More than half of Singaporeans (54%) say they are trying to lose weight. 39% of whom say the weight that was gained during the pandemic, and 62% who say they are trying to lose weight in general and is not related to the pandemic. For these Singaporeans, 61% intend to do so by exercising more and 55% by eating more healthily but not dieting.

7 in 10 (71%) Singaporeans say they are using a fitness tracker. The most significant usage is in tracking their daily step count, as reported by 63% of fitness tracker users. Their daily step count averaged at about 7,300 in the past 3 months. Users also use their trackers to monitor their heart rates (42%) and track exercise activity (30%).

Of various possible initiatives that companies and governments could do to help people to lose weight, nearly half (46%) of Singaporeans who are trying to lose weight, said cheaper healthy food would be the most helpful. This response was significantly ahead of any of the other proposed initiatives. A fifth (21%) would like easier access to healthy foods and a same proportion would like to see more green public spaces available for exercise.

Melanie Ng, Director of Market Strategy and Understanding at Ipsos in Singapore said, “As the pandemic drew on, the social restrictions and a slow economy had perpetuated the stress that many Singaporeans feel. In another recent Ipsos study, mental health is seen by Singaporeans as the second biggest health problem (after COVID19) faced by Singaporeans today. They feel this is a bigger problem than even cancer or heart disease which are the current biggest causes of death in Singapore! Perhaps between keeping safe from COVID, maintaining an income and managing the children’s home-based learning, weight management is not of top priority.

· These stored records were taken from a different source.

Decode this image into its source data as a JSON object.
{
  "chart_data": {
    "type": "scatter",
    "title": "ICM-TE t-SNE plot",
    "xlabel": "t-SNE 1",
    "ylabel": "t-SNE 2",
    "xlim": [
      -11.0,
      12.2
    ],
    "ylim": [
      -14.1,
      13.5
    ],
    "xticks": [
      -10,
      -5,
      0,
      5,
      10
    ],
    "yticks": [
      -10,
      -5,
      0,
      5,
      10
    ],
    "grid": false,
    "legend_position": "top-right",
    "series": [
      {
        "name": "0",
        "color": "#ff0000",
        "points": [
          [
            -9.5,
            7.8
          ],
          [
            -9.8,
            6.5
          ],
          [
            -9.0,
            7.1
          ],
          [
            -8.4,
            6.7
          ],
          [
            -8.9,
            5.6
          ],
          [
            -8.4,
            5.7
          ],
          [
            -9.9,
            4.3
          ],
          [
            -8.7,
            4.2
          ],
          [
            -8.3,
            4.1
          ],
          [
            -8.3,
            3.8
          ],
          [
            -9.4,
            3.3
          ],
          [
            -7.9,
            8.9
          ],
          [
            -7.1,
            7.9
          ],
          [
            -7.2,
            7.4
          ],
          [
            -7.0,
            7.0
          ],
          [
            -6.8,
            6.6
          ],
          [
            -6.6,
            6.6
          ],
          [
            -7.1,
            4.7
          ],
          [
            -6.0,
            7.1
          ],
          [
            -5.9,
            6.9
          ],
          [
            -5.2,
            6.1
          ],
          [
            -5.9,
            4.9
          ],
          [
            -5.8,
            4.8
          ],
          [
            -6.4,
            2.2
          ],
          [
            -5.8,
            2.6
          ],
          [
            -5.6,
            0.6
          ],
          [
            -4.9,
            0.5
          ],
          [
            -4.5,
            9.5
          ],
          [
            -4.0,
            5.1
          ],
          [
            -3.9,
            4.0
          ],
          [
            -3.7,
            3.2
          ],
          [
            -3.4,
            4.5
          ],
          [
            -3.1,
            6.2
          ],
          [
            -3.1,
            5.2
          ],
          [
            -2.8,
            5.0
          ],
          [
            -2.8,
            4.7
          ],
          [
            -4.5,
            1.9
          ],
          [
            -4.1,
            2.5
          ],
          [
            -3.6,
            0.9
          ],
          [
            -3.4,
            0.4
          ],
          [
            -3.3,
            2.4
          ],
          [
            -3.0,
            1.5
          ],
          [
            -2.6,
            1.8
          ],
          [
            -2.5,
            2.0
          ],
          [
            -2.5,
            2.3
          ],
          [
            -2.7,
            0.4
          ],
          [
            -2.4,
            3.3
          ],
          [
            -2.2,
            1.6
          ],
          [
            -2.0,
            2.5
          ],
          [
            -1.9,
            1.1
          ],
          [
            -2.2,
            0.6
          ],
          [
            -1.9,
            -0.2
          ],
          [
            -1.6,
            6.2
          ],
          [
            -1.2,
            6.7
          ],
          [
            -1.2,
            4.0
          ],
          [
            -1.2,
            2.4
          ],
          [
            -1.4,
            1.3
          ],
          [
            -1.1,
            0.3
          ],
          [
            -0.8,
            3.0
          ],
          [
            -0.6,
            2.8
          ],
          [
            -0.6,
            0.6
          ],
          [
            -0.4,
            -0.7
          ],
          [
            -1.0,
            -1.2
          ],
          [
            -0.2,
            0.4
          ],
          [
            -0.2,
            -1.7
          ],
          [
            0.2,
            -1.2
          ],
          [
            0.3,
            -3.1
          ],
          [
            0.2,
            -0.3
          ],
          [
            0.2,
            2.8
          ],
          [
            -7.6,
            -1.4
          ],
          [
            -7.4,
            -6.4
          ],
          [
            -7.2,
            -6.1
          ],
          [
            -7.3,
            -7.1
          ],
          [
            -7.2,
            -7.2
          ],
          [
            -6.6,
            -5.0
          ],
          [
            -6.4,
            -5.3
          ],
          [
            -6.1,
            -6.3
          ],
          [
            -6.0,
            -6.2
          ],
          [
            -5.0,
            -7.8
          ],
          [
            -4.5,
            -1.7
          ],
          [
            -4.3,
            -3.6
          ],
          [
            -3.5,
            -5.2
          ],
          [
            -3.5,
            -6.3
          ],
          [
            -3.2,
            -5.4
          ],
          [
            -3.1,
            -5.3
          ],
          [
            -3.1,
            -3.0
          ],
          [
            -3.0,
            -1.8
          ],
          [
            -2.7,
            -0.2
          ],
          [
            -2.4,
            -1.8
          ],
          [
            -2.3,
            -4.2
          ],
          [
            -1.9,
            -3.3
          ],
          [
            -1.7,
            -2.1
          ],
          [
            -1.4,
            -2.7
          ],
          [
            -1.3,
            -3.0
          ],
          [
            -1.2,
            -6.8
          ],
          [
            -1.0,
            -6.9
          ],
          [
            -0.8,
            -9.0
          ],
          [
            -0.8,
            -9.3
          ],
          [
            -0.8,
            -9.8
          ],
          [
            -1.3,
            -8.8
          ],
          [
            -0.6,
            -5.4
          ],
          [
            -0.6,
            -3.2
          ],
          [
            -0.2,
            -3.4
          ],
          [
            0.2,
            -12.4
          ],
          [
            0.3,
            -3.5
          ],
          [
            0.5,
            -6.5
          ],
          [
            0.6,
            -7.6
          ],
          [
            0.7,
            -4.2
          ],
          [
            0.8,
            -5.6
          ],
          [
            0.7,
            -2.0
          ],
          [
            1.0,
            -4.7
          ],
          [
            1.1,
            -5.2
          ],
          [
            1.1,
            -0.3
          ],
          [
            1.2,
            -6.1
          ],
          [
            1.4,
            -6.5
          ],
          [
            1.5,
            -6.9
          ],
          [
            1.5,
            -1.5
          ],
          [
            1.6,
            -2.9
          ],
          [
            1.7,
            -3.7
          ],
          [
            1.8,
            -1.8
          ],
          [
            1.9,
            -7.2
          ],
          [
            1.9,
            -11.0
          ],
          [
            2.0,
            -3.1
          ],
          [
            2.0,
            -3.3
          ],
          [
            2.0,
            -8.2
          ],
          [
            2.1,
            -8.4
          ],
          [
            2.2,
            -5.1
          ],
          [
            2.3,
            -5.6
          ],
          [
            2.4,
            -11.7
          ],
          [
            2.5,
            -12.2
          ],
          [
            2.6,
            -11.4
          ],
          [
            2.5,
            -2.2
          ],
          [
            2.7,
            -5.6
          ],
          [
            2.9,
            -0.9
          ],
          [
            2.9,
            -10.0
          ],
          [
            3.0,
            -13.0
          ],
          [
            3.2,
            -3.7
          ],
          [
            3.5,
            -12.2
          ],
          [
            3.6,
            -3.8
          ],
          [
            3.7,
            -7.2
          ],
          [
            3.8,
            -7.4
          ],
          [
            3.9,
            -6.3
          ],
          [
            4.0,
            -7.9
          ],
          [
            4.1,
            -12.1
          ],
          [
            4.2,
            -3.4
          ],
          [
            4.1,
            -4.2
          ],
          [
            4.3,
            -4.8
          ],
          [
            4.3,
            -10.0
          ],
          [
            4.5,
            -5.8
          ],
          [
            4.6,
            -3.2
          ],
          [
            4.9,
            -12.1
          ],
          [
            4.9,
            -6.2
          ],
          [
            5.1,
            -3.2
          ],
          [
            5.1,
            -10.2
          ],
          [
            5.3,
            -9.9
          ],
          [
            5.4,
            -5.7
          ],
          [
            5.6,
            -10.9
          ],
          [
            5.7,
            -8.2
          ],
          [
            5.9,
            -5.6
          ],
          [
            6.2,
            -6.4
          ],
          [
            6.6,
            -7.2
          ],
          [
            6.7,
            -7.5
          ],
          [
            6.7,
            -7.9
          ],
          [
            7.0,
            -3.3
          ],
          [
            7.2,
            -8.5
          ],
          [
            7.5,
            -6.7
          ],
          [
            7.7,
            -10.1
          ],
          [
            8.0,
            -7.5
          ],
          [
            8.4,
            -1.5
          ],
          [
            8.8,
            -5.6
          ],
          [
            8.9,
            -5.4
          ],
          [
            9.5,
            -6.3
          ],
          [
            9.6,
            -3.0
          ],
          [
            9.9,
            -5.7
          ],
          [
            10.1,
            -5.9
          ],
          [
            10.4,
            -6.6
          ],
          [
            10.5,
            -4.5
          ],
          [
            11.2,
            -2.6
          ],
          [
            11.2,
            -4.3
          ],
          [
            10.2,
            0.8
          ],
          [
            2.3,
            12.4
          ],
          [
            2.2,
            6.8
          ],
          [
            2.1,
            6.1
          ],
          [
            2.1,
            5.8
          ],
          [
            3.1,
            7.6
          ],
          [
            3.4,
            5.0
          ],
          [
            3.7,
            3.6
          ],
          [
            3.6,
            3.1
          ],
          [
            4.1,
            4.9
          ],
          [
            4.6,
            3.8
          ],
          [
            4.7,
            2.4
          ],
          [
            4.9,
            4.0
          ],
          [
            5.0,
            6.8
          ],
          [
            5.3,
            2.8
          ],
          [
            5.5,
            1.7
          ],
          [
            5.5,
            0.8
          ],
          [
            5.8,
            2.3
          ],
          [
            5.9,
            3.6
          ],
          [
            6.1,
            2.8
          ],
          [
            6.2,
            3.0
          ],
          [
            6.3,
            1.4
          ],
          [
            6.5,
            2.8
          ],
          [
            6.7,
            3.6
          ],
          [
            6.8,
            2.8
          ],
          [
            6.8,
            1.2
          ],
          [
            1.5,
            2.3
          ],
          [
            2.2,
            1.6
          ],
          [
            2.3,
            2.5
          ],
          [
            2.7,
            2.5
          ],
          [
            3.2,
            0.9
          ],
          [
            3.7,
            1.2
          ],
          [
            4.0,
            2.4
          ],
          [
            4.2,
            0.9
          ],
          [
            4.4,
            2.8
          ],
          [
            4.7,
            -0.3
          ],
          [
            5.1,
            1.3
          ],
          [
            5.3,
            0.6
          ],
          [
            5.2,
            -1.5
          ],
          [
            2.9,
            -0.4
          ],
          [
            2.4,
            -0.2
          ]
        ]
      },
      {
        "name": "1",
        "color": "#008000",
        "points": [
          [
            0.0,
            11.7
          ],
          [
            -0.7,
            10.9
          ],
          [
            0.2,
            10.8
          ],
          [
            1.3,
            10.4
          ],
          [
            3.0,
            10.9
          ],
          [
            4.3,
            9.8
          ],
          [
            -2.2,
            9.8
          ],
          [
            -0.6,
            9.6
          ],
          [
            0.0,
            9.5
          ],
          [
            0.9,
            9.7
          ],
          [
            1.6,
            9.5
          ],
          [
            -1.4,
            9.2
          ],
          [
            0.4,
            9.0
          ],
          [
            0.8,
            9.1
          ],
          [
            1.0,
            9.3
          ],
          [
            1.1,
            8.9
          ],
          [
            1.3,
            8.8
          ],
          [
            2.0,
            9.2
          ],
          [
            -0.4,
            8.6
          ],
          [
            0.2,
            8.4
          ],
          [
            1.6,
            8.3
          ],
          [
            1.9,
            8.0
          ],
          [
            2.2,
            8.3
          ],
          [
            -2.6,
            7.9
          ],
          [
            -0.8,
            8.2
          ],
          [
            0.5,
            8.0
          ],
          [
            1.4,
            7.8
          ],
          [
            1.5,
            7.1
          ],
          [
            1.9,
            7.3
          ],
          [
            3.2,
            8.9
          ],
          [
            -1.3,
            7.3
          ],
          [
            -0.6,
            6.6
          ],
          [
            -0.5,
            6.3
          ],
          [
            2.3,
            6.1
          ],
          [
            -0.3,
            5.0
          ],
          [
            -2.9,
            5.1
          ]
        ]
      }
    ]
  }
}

The pandemic had also quickly brought on the onset of new behaviours especially purchasing food and groceries online and a general reduction in physical activity. With a prolonged pandemic, these behaviours are becoming the new norm for many. It will take specific effort to get into new healthier habits. But for such efforts to be sustainable, an eco-system is needed. This could be food companies innovating to provide cheaper healthy foods, and employers allowing continued flexible work arrangements so that employees can incorporate exercise into their daily routines.

Anvaya Sharma, Director of Qualitative Research at Ipsos in Singapore adds, “More than half of younger adults said that they have gained weight and this is higher than that claimed by other life-stages. This perception can be attributed to the lack of triggers for watching their weight such as lesser social interactions; or their belief that outdoor exercises and participation in active sports keep their weight low but these are now constrained due to COVID; or a shift in the role of food which now tends to be instant gratification as seen with emotional eating, binge watching and binge eating.

For brands, this implies heightened vulnerability of our younger people when it comes to their appearance, greater consciousness of their health and an amplified need for healthier yet sensorially gratifying food items. This could have an implication for fashion brands, insurance brands and of course the fitness and wellness apps.

Organizations can look to keeping their younger workforce engaged by facilitating health/exercise tribes and sponsoring initiatives.


About the study

  • The survey was conducted online between 10th to 17th January 2022, among a nationally representative sample of n=500 Singaporean Citizens and Permanent Residents aged 18 and above.
  • Quotas on age, gender and ethnicity were employed to ensure that the sample’s composition reflects the overall population distribution, based on Singapore Department of Statistics population estimates.
  • The precision of online surveys is measured using a credible interval. In this case, the results reported are accurate to +/- 5.0 percentage points of the views and perspectives of all Singaporeans aged 18 and above (at 95% confidence interval). Credible intervals are wider among subsets of the population.